Bagian 14

201 20 0
                                    

Hujan masih turun dengan deras, tiga mobil hitam mewah sudah terparkir di depan lobi gedung perkantoran. Para pengusaha kaya itu dengan congkak masuk ke dalam mobil mereka. Membuat kagum para karyawan yang ada di sana. Sementara makhluk tak kasat mata memandang mereka dari balik kaca yang buram karena hujan dengan penuh kesedihan di dalam lobi.

Kalimat terakhir Edris dihiraukan oleh Rika. Gadis itu tampak tak ingin menanggapinya. Sementara Edris hanya bisa menahan rasa sabar melihat sikap roh tersebut. Melihat sikap Rika, seakan membenarkan bahwa laki-laki bernama Willy itu adalah ayahnya, tapi Edris masih ingat akan ucapan Cindy pekan lalu, Willy dan Liana sama sekali tidak memiliki anak perempuan sebelum Agung lahir. Edris tidak tahu harus berbuat apa, jika ia membantu Rika dan roh itu punya niat jahat gimana?

"Kenapa kamu bisa ada bersama mereka keluar dari lift?" tanya Edris membuka suara setelah mobil hitam yang dinaiki para pengusaha kaya itu meninggalkan gedung perkantoran tersebut.

"Aku mengikuti ayah sejak tadi pagi dari rumah, ia berbicara dengan paman tentang bisnis kakekku yang belum terurus dengan baik."

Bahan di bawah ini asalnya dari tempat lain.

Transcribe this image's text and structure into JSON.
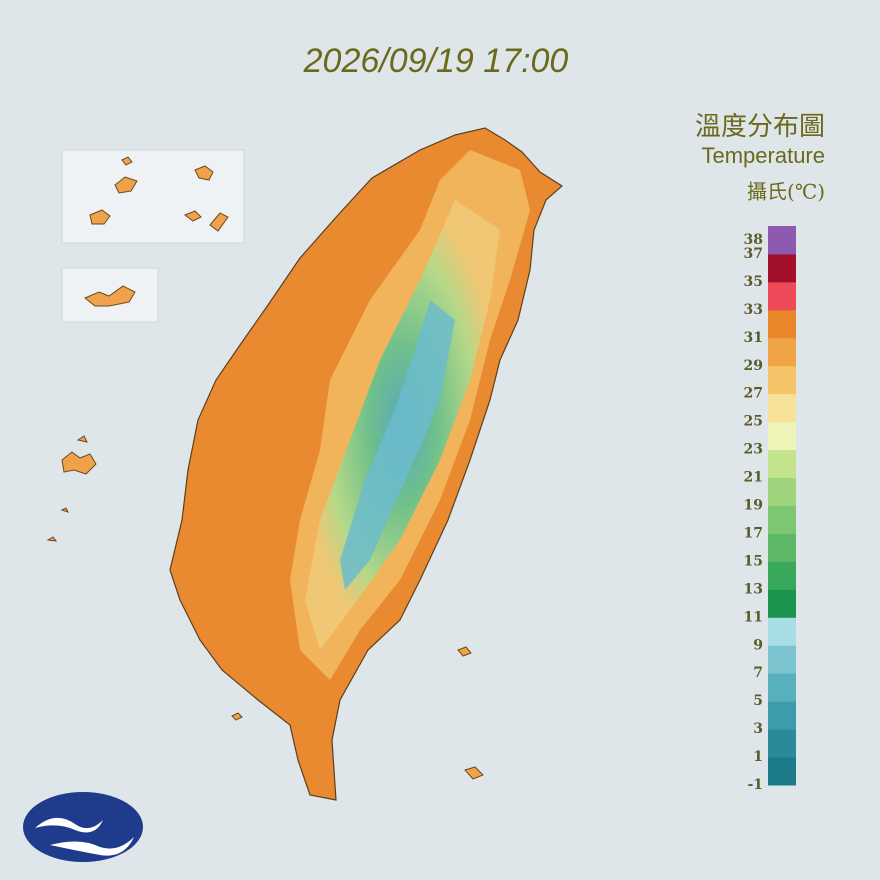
{
  "header": {
    "timestamp": "2026/09/19 17:00"
  },
  "legend": {
    "title": "溫度分布圖",
    "subtitle": "Temperature",
    "unit": "攝氏(℃)",
    "range": [
      -1,
      39
    ],
    "labels": [
      38,
      37,
      35,
      33,
      31,
      29,
      27,
      25,
      23,
      21,
      19,
      17,
      15,
      13,
      11,
      9,
      7,
      5,
      3,
      1,
      -1
    ],
    "colors": [
      "#1d7a88",
      "#2a8a99",
      "#3c9cab",
      "#58afbd",
      "#7ac3cf",
      "#a9dde6",
      "#1a9550",
      "#3aa85a",
      "#5db866",
      "#7ec671",
      "#9fd47c",
      "#c3e38c",
      "#eef3b8",
      "#f7e29a",
      "#f5c468",
      "#f0a446",
      "#e9862a",
      "#ee4a5a",
      "#a2102c",
      "#8e5ab0"
    ]
  }
}
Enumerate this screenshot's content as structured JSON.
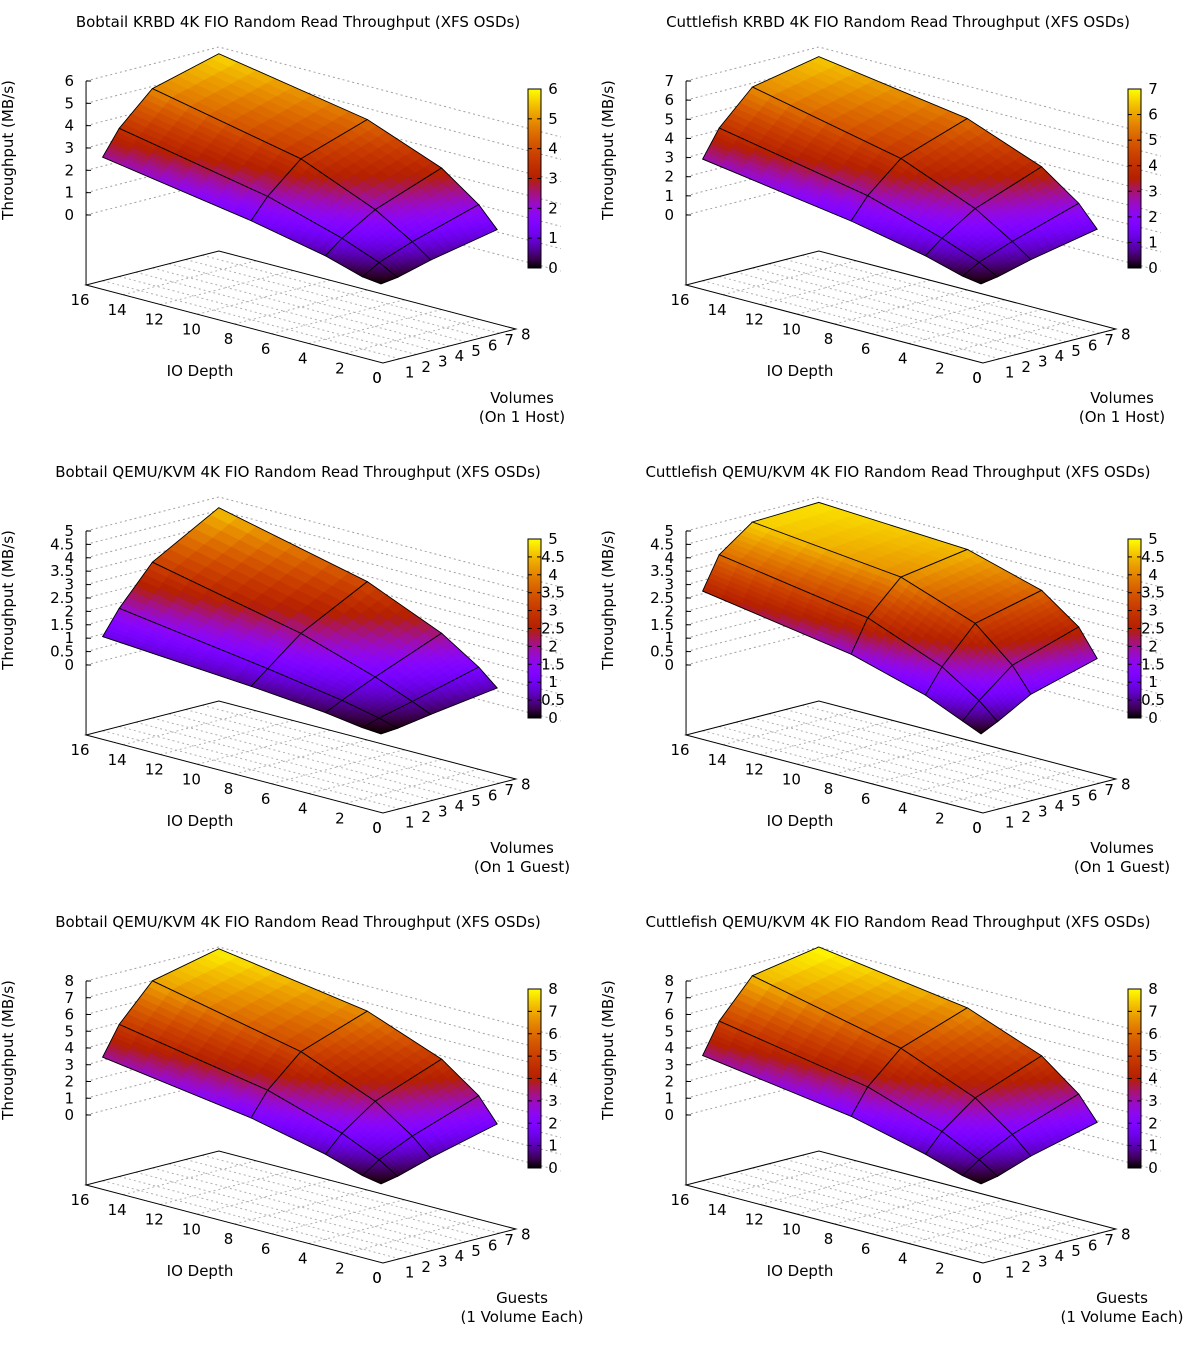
{
  "colors": {
    "axis": "#000000",
    "grid": "#a0a0a0",
    "mesh": "#000000",
    "palette": "gnuplot rgbformulae 7,5,15 (black-purple-red-yellow)"
  },
  "chart_data": [
    {
      "type": "surface3d",
      "title": "Bobtail KRBD 4K FIO Random Read Throughput (XFS OSDs)",
      "xlabel": "IO Depth",
      "ylabel": "Volumes\n(On 1 Host)",
      "ylabel_lines": [
        "Volumes",
        "(On 1 Host)"
      ],
      "zlabel": "Throughput (MB/s)",
      "x_ticks": [
        "16",
        "14",
        "12",
        "10",
        "8",
        "6",
        "4",
        "2",
        "0"
      ],
      "y_ticks": [
        "0",
        "1",
        "2",
        "3",
        "4",
        "5",
        "6",
        "7",
        "8"
      ],
      "z_ticks": [
        "0",
        "1",
        "2",
        "3",
        "4",
        "5",
        "6"
      ],
      "cb_ticks": [
        "0",
        "1",
        "2",
        "3",
        "4",
        "5",
        "6"
      ],
      "xlim": [
        0,
        16
      ],
      "ylim": [
        0,
        8
      ],
      "zlim": [
        0,
        6
      ],
      "io_depth": [
        1,
        2,
        4,
        8,
        16
      ],
      "volumes": [
        1,
        2,
        4,
        8
      ],
      "values_by_volume": [
        [
          0.0,
          0.1,
          0.6,
          1.3,
          2.4
        ],
        [
          0.1,
          0.55,
          1.2,
          2.2,
          3.5
        ],
        [
          0.5,
          1.1,
          2.1,
          3.5,
          4.9
        ],
        [
          1.1,
          2.0,
          3.2,
          4.5,
          5.7
        ]
      ]
    },
    {
      "type": "surface3d",
      "title": "Cuttlefish KRBD 4K FIO Random Read Throughput (XFS OSDs)",
      "xlabel": "IO Depth",
      "ylabel_lines": [
        "Volumes",
        "(On 1 Host)"
      ],
      "zlabel": "Throughput (MB/s)",
      "x_ticks": [
        "16",
        "14",
        "12",
        "10",
        "8",
        "6",
        "4",
        "2",
        "0"
      ],
      "y_ticks": [
        "0",
        "1",
        "2",
        "3",
        "4",
        "5",
        "6",
        "7",
        "8"
      ],
      "z_ticks": [
        "0",
        "1",
        "2",
        "3",
        "4",
        "5",
        "6",
        "7"
      ],
      "cb_ticks": [
        "0",
        "1",
        "2",
        "3",
        "4",
        "5",
        "6",
        "7"
      ],
      "xlim": [
        0,
        16
      ],
      "ylim": [
        0,
        8
      ],
      "zlim": [
        0,
        7
      ],
      "io_depth": [
        1,
        2,
        4,
        8,
        16
      ],
      "volumes": [
        1,
        2,
        4,
        8
      ],
      "values_by_volume": [
        [
          0.0,
          0.15,
          0.7,
          1.5,
          2.7
        ],
        [
          0.15,
          0.65,
          1.4,
          2.6,
          4.1
        ],
        [
          0.6,
          1.3,
          2.5,
          4.1,
          5.8
        ],
        [
          1.3,
          2.4,
          3.8,
          5.3,
          6.5
        ]
      ]
    },
    {
      "type": "surface3d",
      "title": "Bobtail QEMU/KVM 4K FIO Random Read Throughput (XFS OSDs)",
      "xlabel": "IO Depth",
      "ylabel_lines": [
        "Volumes",
        "(On 1 Guest)"
      ],
      "zlabel": "Throughput (MB/s)",
      "x_ticks": [
        "16",
        "14",
        "12",
        "10",
        "8",
        "6",
        "4",
        "2",
        "0"
      ],
      "y_ticks": [
        "0",
        "1",
        "2",
        "3",
        "4",
        "5",
        "6",
        "7",
        "8"
      ],
      "z_ticks": [
        "0",
        "0.5",
        "1",
        "1.5",
        "2",
        "2.5",
        "3",
        "3.5",
        "4",
        "4.5",
        "5"
      ],
      "cb_ticks": [
        "0",
        "0.5",
        "1",
        "1.5",
        "2",
        "2.5",
        "3",
        "3.5",
        "4",
        "4.5",
        "5"
      ],
      "xlim": [
        0,
        16
      ],
      "ylim": [
        0,
        8
      ],
      "zlim": [
        0,
        5
      ],
      "io_depth": [
        1,
        2,
        4,
        8,
        16
      ],
      "volumes": [
        1,
        2,
        4,
        8
      ],
      "values_by_volume": [
        [
          0.0,
          0.05,
          0.25,
          0.5,
          0.9
        ],
        [
          0.05,
          0.25,
          0.55,
          1.0,
          1.8
        ],
        [
          0.25,
          0.55,
          1.1,
          2.0,
          3.2
        ],
        [
          0.6,
          1.2,
          2.1,
          3.3,
          4.6
        ]
      ]
    },
    {
      "type": "surface3d",
      "title": "Cuttlefish QEMU/KVM 4K FIO Random Read Throughput (XFS OSDs)",
      "xlabel": "IO Depth",
      "ylabel_lines": [
        "Volumes",
        "(On 1 Guest)"
      ],
      "zlabel": "Throughput (MB/s)",
      "x_ticks": [
        "16",
        "14",
        "12",
        "10",
        "8",
        "6",
        "4",
        "2",
        "0"
      ],
      "y_ticks": [
        "0",
        "1",
        "2",
        "3",
        "4",
        "5",
        "6",
        "7",
        "8"
      ],
      "z_ticks": [
        "0",
        "0.5",
        "1",
        "1.5",
        "2",
        "2.5",
        "3",
        "3.5",
        "4",
        "4.5",
        "5"
      ],
      "cb_ticks": [
        "0",
        "0.5",
        "1",
        "1.5",
        "2",
        "2.5",
        "3",
        "3.5",
        "4",
        "4.5",
        "5"
      ],
      "xlim": [
        0,
        16
      ],
      "ylim": [
        0,
        8
      ],
      "zlim": [
        0,
        5
      ],
      "io_depth": [
        1,
        2,
        4,
        8,
        16
      ],
      "volumes": [
        1,
        2,
        4,
        8
      ],
      "values_by_volume": [
        [
          0.0,
          0.3,
          0.9,
          1.7,
          2.6
        ],
        [
          0.3,
          0.9,
          1.8,
          2.9,
          3.8
        ],
        [
          1.0,
          1.9,
          3.1,
          4.1,
          4.7
        ],
        [
          1.7,
          2.7,
          3.7,
          4.5,
          4.8
        ]
      ]
    },
    {
      "type": "surface3d",
      "title": "Bobtail QEMU/KVM 4K FIO Random Read Throughput (XFS OSDs)",
      "xlabel": "IO Depth",
      "ylabel_lines": [
        "Guests",
        "(1 Volume Each)"
      ],
      "zlabel": "Throughput (MB/s)",
      "x_ticks": [
        "16",
        "14",
        "12",
        "10",
        "8",
        "6",
        "4",
        "2",
        "0"
      ],
      "y_ticks": [
        "0",
        "1",
        "2",
        "3",
        "4",
        "5",
        "6",
        "7",
        "8"
      ],
      "z_ticks": [
        "0",
        "1",
        "2",
        "3",
        "4",
        "5",
        "6",
        "7",
        "8"
      ],
      "cb_ticks": [
        "0",
        "1",
        "2",
        "3",
        "4",
        "5",
        "6",
        "7",
        "8"
      ],
      "xlim": [
        0,
        16
      ],
      "ylim": [
        0,
        8
      ],
      "zlim": [
        0,
        8
      ],
      "io_depth": [
        1,
        2,
        4,
        8,
        16
      ],
      "volumes": [
        1,
        2,
        4,
        8
      ],
      "values_by_volume": [
        [
          0.0,
          0.2,
          0.9,
          1.9,
          3.2
        ],
        [
          0.2,
          0.9,
          1.9,
          3.3,
          4.9
        ],
        [
          0.8,
          1.8,
          3.3,
          5.1,
          7.0
        ],
        [
          1.8,
          3.2,
          4.8,
          6.5,
          7.9
        ]
      ]
    },
    {
      "type": "surface3d",
      "title": "Cuttlefish QEMU/KVM 4K FIO Random Read Throughput (XFS OSDs)",
      "xlabel": "IO Depth",
      "ylabel_lines": [
        "Guests",
        "(1 Volume Each)"
      ],
      "zlabel": "Throughput (MB/s)",
      "x_ticks": [
        "16",
        "14",
        "12",
        "10",
        "8",
        "6",
        "4",
        "2",
        "0"
      ],
      "y_ticks": [
        "0",
        "1",
        "2",
        "3",
        "4",
        "5",
        "6",
        "7",
        "8"
      ],
      "z_ticks": [
        "0",
        "1",
        "2",
        "3",
        "4",
        "5",
        "6",
        "7",
        "8"
      ],
      "cb_ticks": [
        "0",
        "1",
        "2",
        "3",
        "4",
        "5",
        "6",
        "7",
        "8"
      ],
      "xlim": [
        0,
        16
      ],
      "ylim": [
        0,
        8
      ],
      "zlim": [
        0,
        8
      ],
      "io_depth": [
        1,
        2,
        4,
        8,
        16
      ],
      "volumes": [
        1,
        2,
        4,
        8
      ],
      "values_by_volume": [
        [
          0.0,
          0.2,
          0.9,
          2.0,
          3.3
        ],
        [
          0.2,
          0.9,
          2.0,
          3.5,
          5.1
        ],
        [
          0.9,
          1.9,
          3.5,
          5.3,
          7.3
        ],
        [
          1.9,
          3.3,
          5.0,
          6.7,
          8.0
        ]
      ]
    }
  ]
}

"Kamu mengikuti kegiatan ayahmu sejak pagi?" tanya Edris menyelidik.

"Iya, aku selalu mengikuti ayah dan ibu, juga sesekali mengikuti Agung ke sekolah, tapi tidak sekalipun mereka dapat menyadari kehadiranku, mendengar suaraku, apalagi dapat melihatku. Tidak ada yang bisa aku lakukan selain melihat mereka seperti itu."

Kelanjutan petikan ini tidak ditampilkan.